Resolving High npm CPU Usage w/ NCrunch

February 04, 2019 ▪ technical posts
Photo by Andrik Langfield on Unsplash

A couple weeks ago I noticed my laptop fans running non-stop as I was working on a .Net Core web application. It's an ASP.Net Core 2.2 web app running a react front-end and it's wired to dual launch .Net and the react dev server when we start debugging (based on the SPA template from Visual Studio).

Diagnosing the problem

My first stop was Task Manager to see what was eating the CPU.

Screenshot of node.js CPU utilization at 32%
Quick Tip: Press Ctrl + Shift + Esc to open Task Manager quickly

I'm not currently debugging, but node.js is really chewing up the CPU. If it wasn't the debugger, than it could only be NCrunch, but why?

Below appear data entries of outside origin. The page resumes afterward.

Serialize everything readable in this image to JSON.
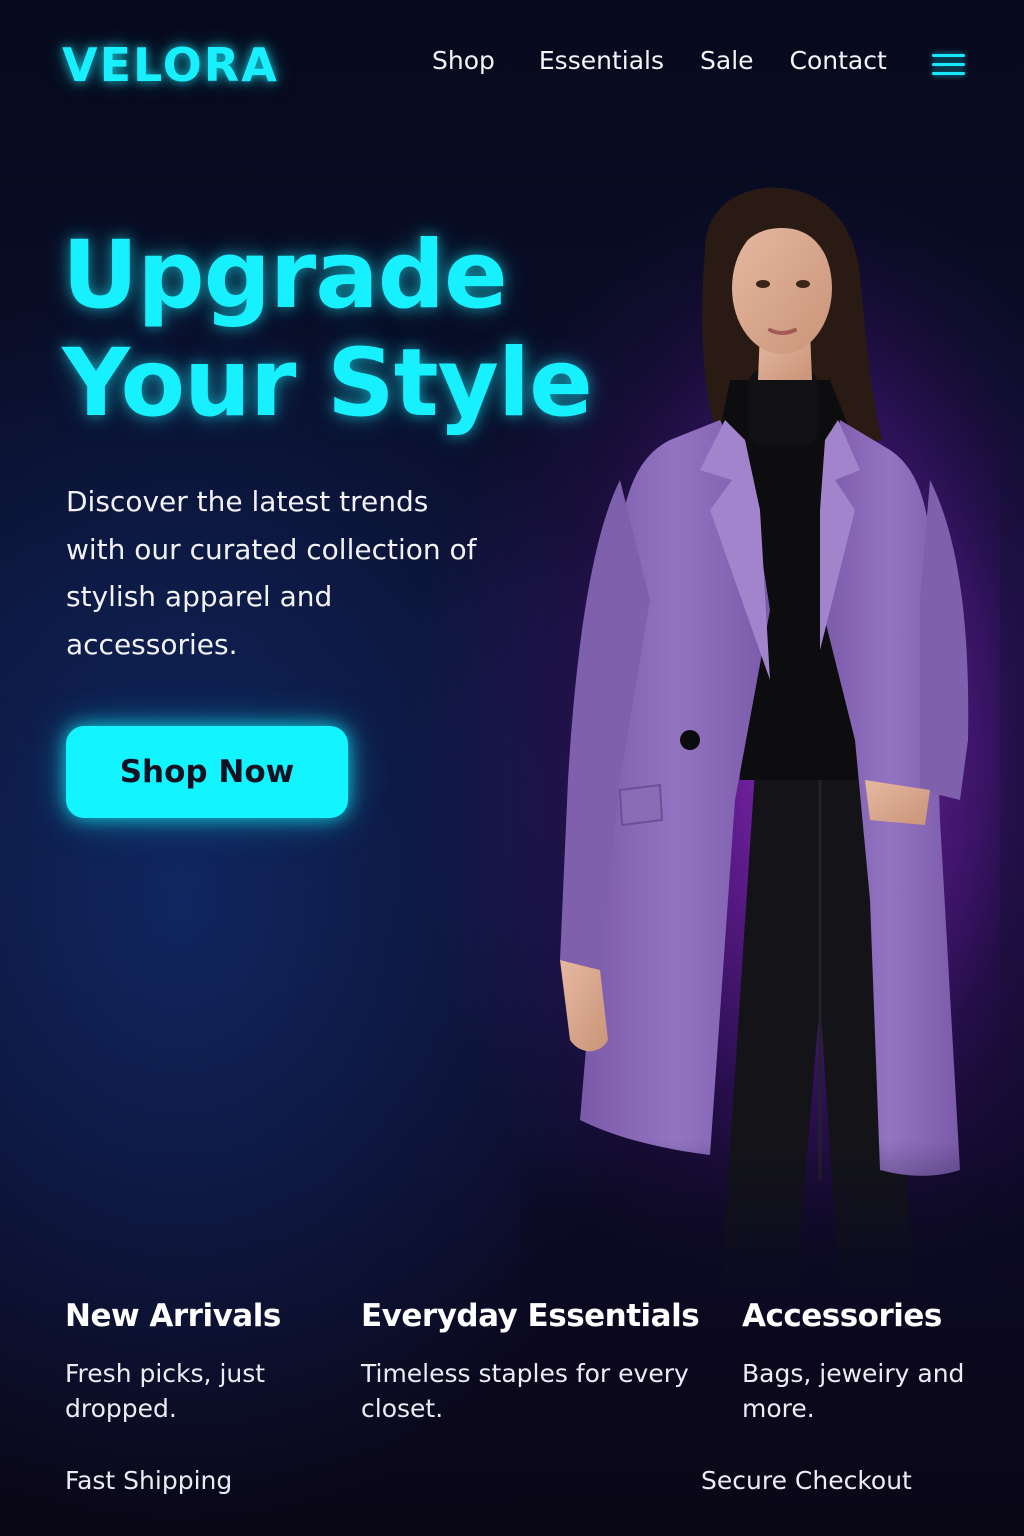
{
  "brand": {
    "logo": "VELORA"
  },
  "nav": {
    "items": [
      {
        "label": "Shop"
      },
      {
        "label": "Essentials"
      },
      {
        "label": "Sale"
      },
      {
        "label": "Contact"
      }
    ],
    "menu_icon": "hamburger-menu-icon"
  },
  "hero": {
    "headline_line1": "Upgrade",
    "headline_line2": "Your Style",
    "subtext": "Discover the latest trends with our curated collection of stylish apparel and accessories.",
    "cta_label": "Shop Now",
    "image": "model-in-purple-coat"
  },
  "features": [
    {
      "title": "New Arrivals",
      "description": "Fresh picks, just dropped."
    },
    {
      "title": "Everyday Essentials",
      "description": "Timeless staples for every closet."
    },
    {
      "title": "Accessories",
      "description": "Bags, jeweiry and more."
    }
  ],
  "badges": {
    "shipping": "Fast Shipping",
    "checkout": "Secure Checkout"
  },
  "colors": {
    "accent": "#17f0ff",
    "background": "#070a1c",
    "glow_purple": "#a828d2",
    "coat": "#8c6bb8"
  }
}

It turns out we have a common target in our project to npm install when we build in DEBUG:

<Target Name="DebugEnsureNodeEnv" BeforeTargets="Build" 
    Condition=" '$(Configuration)' == 'Debug'">
    <!-- ... important tasks here ... -->
    <Exec WorkingDirectory="$(SpaRoot)" Command="npm install" />
</Target>

When I touch nearly any code file in the solution, NCrunch rebuilds all of the projects downstream from that change. This task runs before each of those builds, adding npm install CPU usage and delay each time.

There are two ways to fix this:

  • Only npm install if node_modules is missing
  • Ignore the npm install if I'm running from NCrunch

If you use an ASP.Net template to start your project, you get that first option out of the box. The original Condition looks like this:

Condition=" '$(Configuration)' == 'Debug' And !Exists('$(SpaRoot)node_modules') ">

However, I'm coding as a member of a small full-stack development team, which means on any given day I'm merging my changes in with other changes, switching between branches, rebasing, and so on. Where possible, I want my tools to magically take care of things for me, so you can see we removed the !Exists condition so that when we start debugging npm just takes care of itself.

Even if you choe to leave that condition, however, it would still slow down NCrunch on initial builds of workspaces.

Luckily, NCrunch provides guidance on NCrunch-Specific Overrides, one of which is an environment variable that it sets for each build.

So we can alter the csproj like so:

<Target Name="DebugEnsureNodeEnv" BeforeTargets="Build" 
    Condition=" '$(Configuration)' == 'Debug' And '$(NCrunch)' != '1'">
    <!-- ... important tasks here ... -->
    <Exec WorkingDirectory="$(SpaRoot)" Command="npm install" />
</Target>

And now when NCrunch builds, it skips the npm step and our CPU stays low (and we get results faster):

Screenshot of no node.js CPU usage
Even at the highest NCrunch CPU usage, node.js doesn't spin up now

If you're using NCrunch, it's worth scanning your project files for tasks that are pure overhead during an NCrunch run and skipping them.